Probate(a.) Of or belonging to a probate, or court of probate; as, a probate record.
Probate(n.) Proof.
Probate(n.) Official proof; especially, the proof before a competent officer or tribunal that an instrument offered, purporting to be the last will and testament of a person deceased, is indeed his lawful act; the copy of a will proved, under the seal of the Court of Probate, delivered to the executors with a certificate of its having been proved.
Probate(n.) The right or jurisdiction of proving wills.
Probate(v. t.) To obtain the official approval of, as of an instrument purporting to be the last will and testament; as, the executor has probated the will.
Probation(n.) The act of proving; also, that which proves anything; proof.

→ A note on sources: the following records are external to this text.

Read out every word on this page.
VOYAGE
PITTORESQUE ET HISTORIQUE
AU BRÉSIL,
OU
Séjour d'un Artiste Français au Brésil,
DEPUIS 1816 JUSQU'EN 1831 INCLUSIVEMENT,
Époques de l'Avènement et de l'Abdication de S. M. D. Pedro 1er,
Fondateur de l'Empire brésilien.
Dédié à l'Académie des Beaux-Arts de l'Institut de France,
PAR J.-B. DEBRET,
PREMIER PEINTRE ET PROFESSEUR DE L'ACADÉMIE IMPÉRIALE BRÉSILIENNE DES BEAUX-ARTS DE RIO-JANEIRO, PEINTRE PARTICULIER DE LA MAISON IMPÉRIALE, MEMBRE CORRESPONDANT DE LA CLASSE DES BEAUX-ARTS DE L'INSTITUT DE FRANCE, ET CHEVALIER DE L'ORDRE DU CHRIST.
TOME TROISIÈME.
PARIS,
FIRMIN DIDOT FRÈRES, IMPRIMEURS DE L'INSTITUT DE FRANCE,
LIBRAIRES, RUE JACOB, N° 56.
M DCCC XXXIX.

Probation(n.) Any proceeding designed to ascertain truth, to determine character, qualification, etc.; examination; trial; as, to engage a person on probation.
Probation(n.) The novitiate which a person must pass in a convent, to probe his or her virtue and ability to bear the severities of the rule.
Probation(n.) The trial of a ministerial candidate's qualifications prior to his ordination, or to his settlement as a pastor.
Probation(n.) Moral trial; the state of man in the present life, in which he has the opportunity of proving his character, and becoming qualified for a happier state.
Probational(a.) Probationary.
Probative(a.) Serving for trial or proof; probationary; as, probative judgments; probative evidence.
Probator(n.) An examiner; an approver.
Probator(n.) One who, when indicted for crime, confessed it, and accused others, his accomplices, in order to obtain pardon; a state's evidence.